Eli Lilly eyes some buys
Eli Lilly's chief financial officer told Reuters last week the company anticipates doing a deal worth $1 billion to $5 billion each quarter in 2020. There's already an example of what these deals may look like too, as Lilly kicked off the year with a $1 billion acquisition of California-based Dermira and its late-stage eczema drug.
Investors, of course, will want more tidbits about the target companies Lilly would be interested in.
Lilly CEO David Ricks seemed to offer a few hints at the J.P. Morgan conference. He noted, for example, how oncology and immunology have especially large numbers of promising assets.
"While we love diabetes and neuroscience, there are just fewer venture-backed ideas in that space," Ricks said.
Lilly's certainly able to do more dealmaking, as evidenced by a recent EY report that listed it among the top pharmaceutical companies with the firepower necessary to do big transactions. The Indianapolis pharma ended the third quarter with $1.56 billion in cash and cash equivalents.
Global Blood's first launch
Up until late last year, doctors in the U.S. had few treatment options for people suffering from sickle cell disease, an inherited blood disorder that affects about 100,000 Americans.
Approvals for Global Blood's Oxbryta and Novartis' Adakveo changed that, doubling the number of drugs cleared to treat sickle cell within the span of two weeks.
Earnings calls with executives from Novartis on Jan. 29 and Global Blood sometime thereafter will offer an early gauge of how sickle cell physicians are responding.
The two drugs might not directly compete with each other, as they work differently and target distinct symptoms of the disease. Oxbryta combats the anemia and blood cell destruction that can lead to organ damage, while Adakveo is designed to reduce the debilitating pain crises that are a hallmark of sickle cell.
For Global Blood, however, launching a new therapy at the same time as global pharmaceutical giant Novartis will put its sales strategy under the microscope.
The California biotech is fielding a team of 75 specialists that will target 5,500 healthcare professionals who work most commonly with sickle cell patients.
While Wall Street analysts forecast eventual billion-dollar sales for Oxbryta, expectations are for a modest launch initially. One uncertainty centers on how widely physicians will use the drug, which is approved for adult and pediatric patients older than 12 years of age. That corresponds to some 86,000 patients, but doctors could choose to focus first on the 22,000 with particularly low hemoglobin levels.
Global Blood priced Oxbryta at roughly $10,000 a month. While the company expects rebates and discounts will result in a net price that's 25% to 30% lower, insurer reactions to the high cost will be another test.
Bluebird's gene therapy gets off the ground
For the first time, Bluebird should have sales to discuss on its next corporate earnings call, having announced earlier this month the launch in Germany of its gene therapy Zynteglo for beta-thalassemia.

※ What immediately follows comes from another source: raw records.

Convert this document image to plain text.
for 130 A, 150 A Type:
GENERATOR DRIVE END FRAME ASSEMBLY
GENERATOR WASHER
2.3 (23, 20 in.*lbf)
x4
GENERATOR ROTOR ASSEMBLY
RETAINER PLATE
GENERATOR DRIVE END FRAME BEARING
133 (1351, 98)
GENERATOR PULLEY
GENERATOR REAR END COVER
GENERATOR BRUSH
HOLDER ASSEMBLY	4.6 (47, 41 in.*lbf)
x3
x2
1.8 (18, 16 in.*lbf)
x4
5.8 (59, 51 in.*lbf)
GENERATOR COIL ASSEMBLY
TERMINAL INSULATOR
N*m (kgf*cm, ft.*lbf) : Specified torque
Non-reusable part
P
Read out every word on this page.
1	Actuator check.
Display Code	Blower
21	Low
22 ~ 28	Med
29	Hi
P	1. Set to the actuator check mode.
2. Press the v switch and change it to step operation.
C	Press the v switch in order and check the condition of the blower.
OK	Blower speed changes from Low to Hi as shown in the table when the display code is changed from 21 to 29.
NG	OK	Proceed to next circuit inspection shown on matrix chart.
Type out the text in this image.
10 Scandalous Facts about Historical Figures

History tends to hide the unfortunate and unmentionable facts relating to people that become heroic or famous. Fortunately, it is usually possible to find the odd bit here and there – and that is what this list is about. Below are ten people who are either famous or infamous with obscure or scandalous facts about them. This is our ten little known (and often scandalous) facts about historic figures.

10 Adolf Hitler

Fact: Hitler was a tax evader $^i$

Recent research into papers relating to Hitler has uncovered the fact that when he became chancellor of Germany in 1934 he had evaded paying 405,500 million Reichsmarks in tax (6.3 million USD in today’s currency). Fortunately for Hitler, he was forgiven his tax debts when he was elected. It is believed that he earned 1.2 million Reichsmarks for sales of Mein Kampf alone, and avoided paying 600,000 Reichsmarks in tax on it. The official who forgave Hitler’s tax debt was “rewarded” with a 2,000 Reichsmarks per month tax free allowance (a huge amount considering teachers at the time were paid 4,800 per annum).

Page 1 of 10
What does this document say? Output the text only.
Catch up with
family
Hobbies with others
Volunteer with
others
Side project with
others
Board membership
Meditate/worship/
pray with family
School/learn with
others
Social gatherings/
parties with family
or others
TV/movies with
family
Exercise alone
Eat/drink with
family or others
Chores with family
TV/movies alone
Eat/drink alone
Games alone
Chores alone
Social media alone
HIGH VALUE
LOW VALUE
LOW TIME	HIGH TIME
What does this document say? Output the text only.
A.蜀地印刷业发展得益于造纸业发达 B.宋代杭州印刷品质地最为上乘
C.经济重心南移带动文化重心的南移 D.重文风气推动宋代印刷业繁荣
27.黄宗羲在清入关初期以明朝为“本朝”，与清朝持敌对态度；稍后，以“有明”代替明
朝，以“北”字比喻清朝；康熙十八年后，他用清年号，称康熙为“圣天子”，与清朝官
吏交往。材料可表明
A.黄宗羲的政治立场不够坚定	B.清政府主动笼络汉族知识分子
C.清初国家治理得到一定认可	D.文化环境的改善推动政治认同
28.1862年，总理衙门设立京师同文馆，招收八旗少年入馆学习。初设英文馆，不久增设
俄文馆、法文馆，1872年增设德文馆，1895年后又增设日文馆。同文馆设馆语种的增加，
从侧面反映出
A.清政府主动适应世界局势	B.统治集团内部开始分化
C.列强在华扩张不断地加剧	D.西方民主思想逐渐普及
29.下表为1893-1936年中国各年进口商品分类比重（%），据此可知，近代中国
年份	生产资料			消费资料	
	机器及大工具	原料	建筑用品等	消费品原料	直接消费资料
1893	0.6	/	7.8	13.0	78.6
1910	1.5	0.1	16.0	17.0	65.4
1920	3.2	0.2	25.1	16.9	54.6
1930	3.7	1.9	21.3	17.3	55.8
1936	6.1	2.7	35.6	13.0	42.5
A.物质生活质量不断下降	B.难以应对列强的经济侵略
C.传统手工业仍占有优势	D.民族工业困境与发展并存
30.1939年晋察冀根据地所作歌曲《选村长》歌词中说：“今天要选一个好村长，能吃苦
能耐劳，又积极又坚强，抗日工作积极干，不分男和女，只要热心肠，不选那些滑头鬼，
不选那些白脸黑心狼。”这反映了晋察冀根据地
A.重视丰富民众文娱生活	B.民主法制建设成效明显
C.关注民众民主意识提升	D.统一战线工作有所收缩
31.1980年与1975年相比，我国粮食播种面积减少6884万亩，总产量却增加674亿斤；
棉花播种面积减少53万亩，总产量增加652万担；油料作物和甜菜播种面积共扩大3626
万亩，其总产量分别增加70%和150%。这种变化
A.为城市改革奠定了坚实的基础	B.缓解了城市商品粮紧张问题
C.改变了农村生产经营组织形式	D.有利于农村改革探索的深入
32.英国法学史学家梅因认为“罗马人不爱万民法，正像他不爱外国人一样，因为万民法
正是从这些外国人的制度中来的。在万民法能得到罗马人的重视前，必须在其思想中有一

While Bluebird won approval for the drug — its first ever — last June, the biotech delayed a launch to iron out its manufacturing for the one-time treatment.
Sales aren't likely to be high, particularly as Zynteglo's use is limited to qualified treatment centers, the first of which is in southwestern city of Heidelberg. But it's the first commercial test for Bluebird and an early gauge of how its $1.8 million price will be received in the market.
Bluebird plans to submit Zynteglo for approval in the U.S. this year, and could also file its Lenti-D product for cerebral adrenoleukodystrophy. Partner Bristol-Myers Squibb, meanwhile, expects to soon ask the Food and Drug Administration for approval of the Bluebird-developed CAR-T ide-cel.